Let $X$ be a metric, connected, locally connected and locally compact space, and let $U$ be an open connected subspace of $X$. Is $\overline{U}$ always locally connected?
I´m writing a thesis about Peano spaces and this would be useful if it were true, but I haven´t been able to prove it or find any counterexamples.
On
Expanding on the previous answer, it's not true even if $U$ is connected and bounded and $X$ is a continuum. Just let $X$ be a large, closed disc in the plane and let $U$ be a tubular neighborhood of sin$(\frac{1}{x})$ near $0$.

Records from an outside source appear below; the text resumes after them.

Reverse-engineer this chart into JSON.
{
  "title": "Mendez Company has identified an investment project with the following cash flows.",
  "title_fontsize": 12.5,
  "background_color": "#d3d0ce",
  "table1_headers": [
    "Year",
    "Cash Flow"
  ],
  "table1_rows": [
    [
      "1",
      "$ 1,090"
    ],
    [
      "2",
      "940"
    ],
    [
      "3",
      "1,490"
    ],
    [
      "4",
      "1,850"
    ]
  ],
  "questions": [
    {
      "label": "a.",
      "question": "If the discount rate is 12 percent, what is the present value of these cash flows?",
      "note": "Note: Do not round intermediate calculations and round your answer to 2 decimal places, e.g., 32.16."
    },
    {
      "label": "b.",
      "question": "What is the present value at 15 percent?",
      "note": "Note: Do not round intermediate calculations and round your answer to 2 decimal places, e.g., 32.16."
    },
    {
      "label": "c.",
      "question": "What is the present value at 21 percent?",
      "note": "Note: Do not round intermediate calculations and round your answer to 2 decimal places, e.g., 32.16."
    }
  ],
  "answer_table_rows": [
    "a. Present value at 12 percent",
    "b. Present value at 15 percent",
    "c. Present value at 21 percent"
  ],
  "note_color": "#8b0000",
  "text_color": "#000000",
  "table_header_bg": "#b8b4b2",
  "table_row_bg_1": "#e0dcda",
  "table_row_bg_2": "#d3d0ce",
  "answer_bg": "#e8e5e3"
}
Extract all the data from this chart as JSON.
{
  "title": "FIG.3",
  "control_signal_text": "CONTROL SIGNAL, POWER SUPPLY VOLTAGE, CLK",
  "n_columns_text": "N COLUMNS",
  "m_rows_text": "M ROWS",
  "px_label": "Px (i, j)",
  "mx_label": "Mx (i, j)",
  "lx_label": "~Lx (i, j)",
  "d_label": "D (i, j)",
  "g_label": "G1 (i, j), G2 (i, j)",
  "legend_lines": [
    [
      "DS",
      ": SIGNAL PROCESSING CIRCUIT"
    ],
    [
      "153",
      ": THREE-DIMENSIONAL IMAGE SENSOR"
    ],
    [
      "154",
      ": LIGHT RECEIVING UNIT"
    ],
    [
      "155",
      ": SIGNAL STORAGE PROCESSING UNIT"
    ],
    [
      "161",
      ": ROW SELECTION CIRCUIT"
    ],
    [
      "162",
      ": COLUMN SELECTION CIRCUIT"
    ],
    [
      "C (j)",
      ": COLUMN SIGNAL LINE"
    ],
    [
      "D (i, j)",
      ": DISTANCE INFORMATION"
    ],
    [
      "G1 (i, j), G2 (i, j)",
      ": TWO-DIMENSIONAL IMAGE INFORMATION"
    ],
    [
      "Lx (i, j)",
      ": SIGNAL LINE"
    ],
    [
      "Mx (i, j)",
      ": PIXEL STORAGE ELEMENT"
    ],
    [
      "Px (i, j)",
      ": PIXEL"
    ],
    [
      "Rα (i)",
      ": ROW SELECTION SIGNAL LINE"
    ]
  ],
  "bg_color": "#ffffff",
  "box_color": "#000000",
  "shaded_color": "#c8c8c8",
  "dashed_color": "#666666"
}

The spaces you want are the hlc spaces. Look at examples of Peano curves that aren't hlc for more sophisticated obstructions.
No. Let $X=\mathbb{R}^2$ and define $U$ as follows:
$$U_n=\bigg(\frac{1}{n}-\epsilon_n,\frac{1}{n}+\epsilon_n\bigg)\times\mathbb{R}$$
We choose each $\epsilon_n>0$ so that closures of those subsets are pairwise disjoint, something like $\frac{1}{2n(n+1)}$.
Then we put
$$V=\mathbb{R}\times(-1,1)$$ $$U=V\cup\bigcup_{n=1}^\infty U_n$$
The role of $V$ is only to ensure that $U$ is connected. $U$ is also open but for $W=\{0\}\times\mathbb{R}$ we get
$$\overline{U}=\overline{V}\cup\bigcup_{n=1}^\infty \overline{U_n}\cup W$$
which is not locally connected (points at $W$ outside of $\overline{V}$ don't have small enough connected neighbourhoods).
This example can easily be modified to exclude $X$ compact as well. Simply consider $X=[-x,x]^2$ square for $x>1$ and then our open subset is $U\cap X$.